The discussion wasn’t over Trump but over apartment prices, which is the top concern in Korea. (not North Korea, asswipes)

It’s been good. I love this family we’ve created. We had an American-Canadian-Korean Thanksgiving this year. No kimchi, but there were Chuseok style skewers. Quite welcome, because THEY’RE AWESOME. The biggest controversy in our Thanksgiving was whether you’d eat your skewer like corn on the cob or deep throat it.

And as a joke, I gave the kids popcorn as hors d’oeuvres as a Charlie Brown Thanksgiving.

THE POINT IS

Korea has gotten a shit ton better in the few years since I wrote this. I sorta miss the scrappy days, but no–not so much. Christina had an actual mountain spring water source coming from a rubber tube. That was cool. I miss her. I miss that time. I miss the scrappiness of the people. These days expats in Korea are WAY too entitled. They don’t appreciate what their forebears bore to establish this firmament of Thanksgiving. They whine. They rant.

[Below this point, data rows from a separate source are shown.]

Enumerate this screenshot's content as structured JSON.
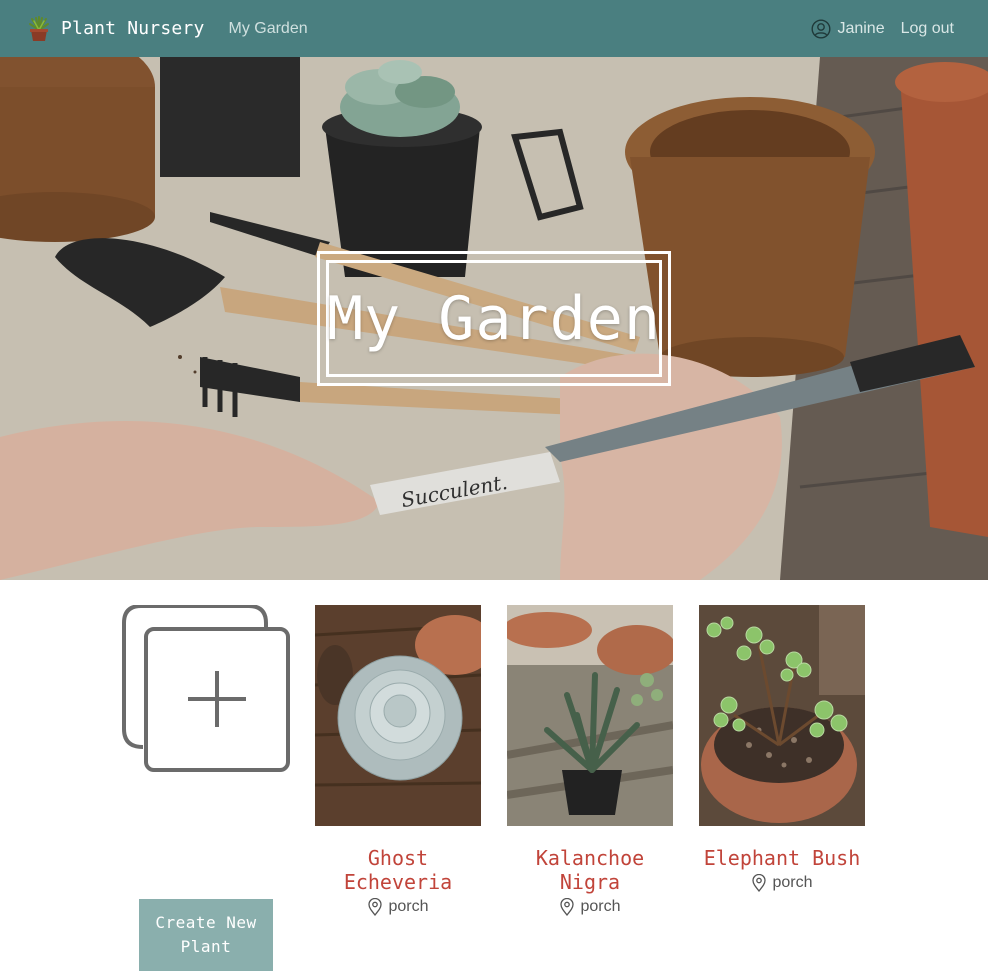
{
  "navbar": {
    "brand_name": "Plant Nursery",
    "brand_icon": "potted-plant-icon",
    "my_garden_link": "My Garden",
    "user_name": "Janine",
    "user_icon": "user-circle-icon",
    "logout_link": "Log out",
    "background_color": "#4a7f80"
  },
  "hero": {
    "title": "My Garden",
    "label_text": "Succulent."
  },
  "create": {
    "icon": "add-copy-icon",
    "button_label": "Create New Plant"
  },
  "plants": [
    {
      "name": "Ghost Echeveria",
      "location": "porch",
      "location_icon": "map-pin-icon"
    },
    {
      "name": "Kalanchoe Nigra",
      "location": "porch",
      "location_icon": "map-pin-icon"
    },
    {
      "name": "Elephant Bush",
      "location": "porch",
      "location_icon": "map-pin-icon"
    }
  ],
  "colors": {
    "accent": "#c1443a",
    "button": "#8aafad"
  }
}
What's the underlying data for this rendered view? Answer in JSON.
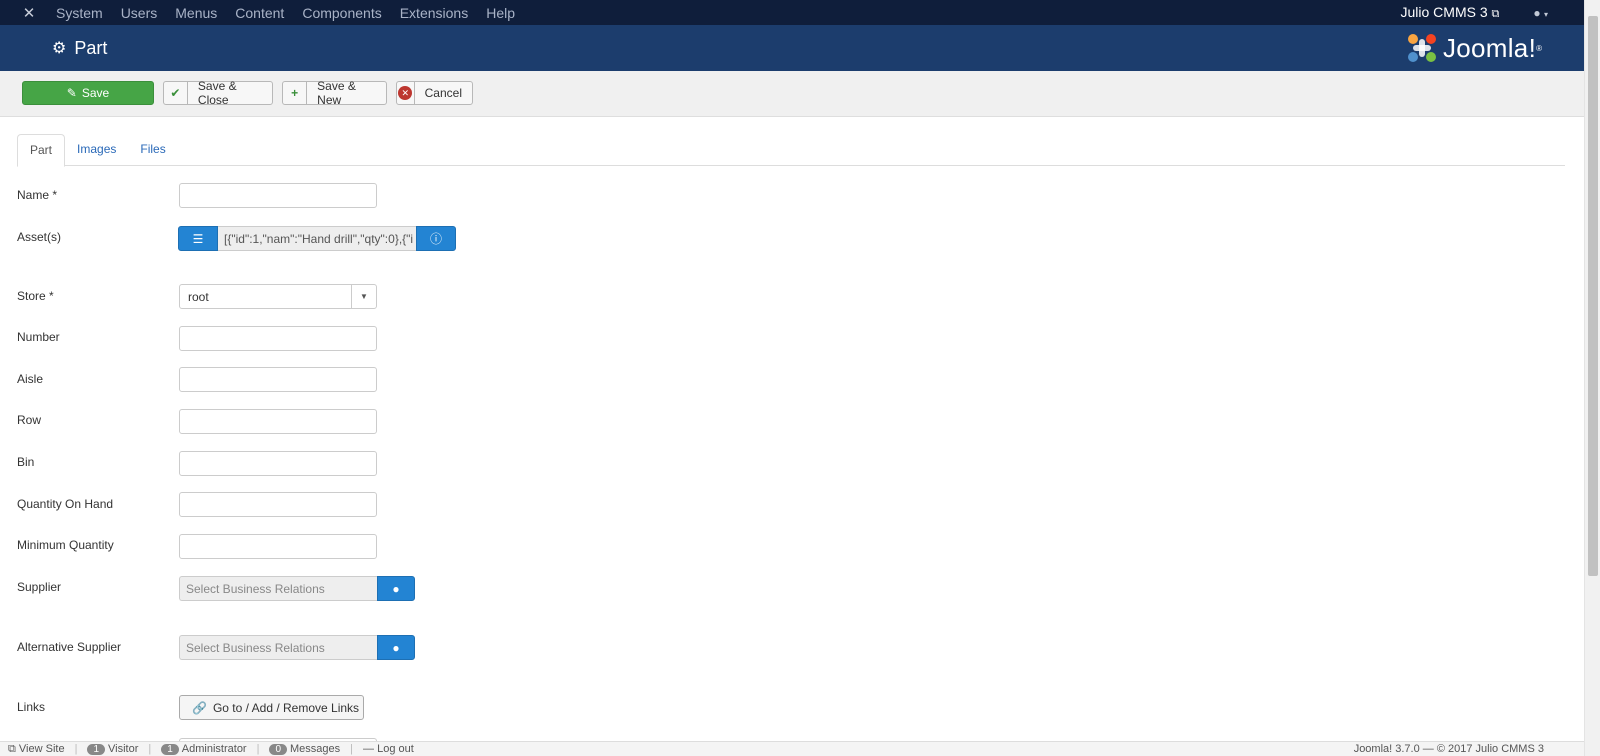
{
  "navbar": {
    "logo_icon": "joomla-icon",
    "menu": [
      "System",
      "Users",
      "Menus",
      "Content",
      "Components",
      "Extensions",
      "Help"
    ],
    "site_name": "Julio CMMS 3",
    "user_icon": "user-icon"
  },
  "header": {
    "title": "Part",
    "title_icon": "cogs-icon",
    "brand": "Joomla!"
  },
  "toolbar": {
    "save": "Save",
    "save_close": "Save & Close",
    "save_new": "Save & New",
    "cancel": "Cancel"
  },
  "tabs": [
    "Part",
    "Images",
    "Files"
  ],
  "active_tab": "Part",
  "form": {
    "name_label": "Name *",
    "assets_label": "Asset(s)",
    "assets_value": "[{\"id\":1,\"nam\":\"Hand drill\",\"qty\":0},{\"i",
    "store_label": "Store *",
    "store_value": "root",
    "number_label": "Number",
    "aisle_label": "Aisle",
    "row_label": "Row",
    "bin_label": "Bin",
    "qty_on_hand_label": "Quantity On Hand",
    "min_qty_label": "Minimum Quantity",
    "supplier_label": "Supplier",
    "supplier_placeholder": "Select Business Relations",
    "alt_supplier_label": "Alternative Supplier",
    "alt_supplier_placeholder": "Select Business Relations",
    "links_label": "Links",
    "links_button": "Go to / Add / Remove Links"
  },
  "statusbar": {
    "view_site": "View Site",
    "visitors_count": "1",
    "visitors_label": "Visitor",
    "admins_count": "1",
    "admins_label": "Administrator",
    "messages_count": "0",
    "messages_label": "Messages",
    "logout": "Log out",
    "version": "Joomla! 3.7.0 — © 2017 Julio CMMS 3"
  },
  "colors": {
    "navbar": "#0f1e3b",
    "header": "#1c3d6d",
    "save_button": "#46a546",
    "accent_blue": "#2384d3"
  }
}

But they were never here back then.

Please folks. This was the point of this whole post. It’s about BEING THANKFUL.

I love what this amazing country has given me. I love how much it has changed. I love the revolving door of friends that have entered and exited my life. You have all have made me who I am.  It’s an epic tale.

I look forward to epic tales to come.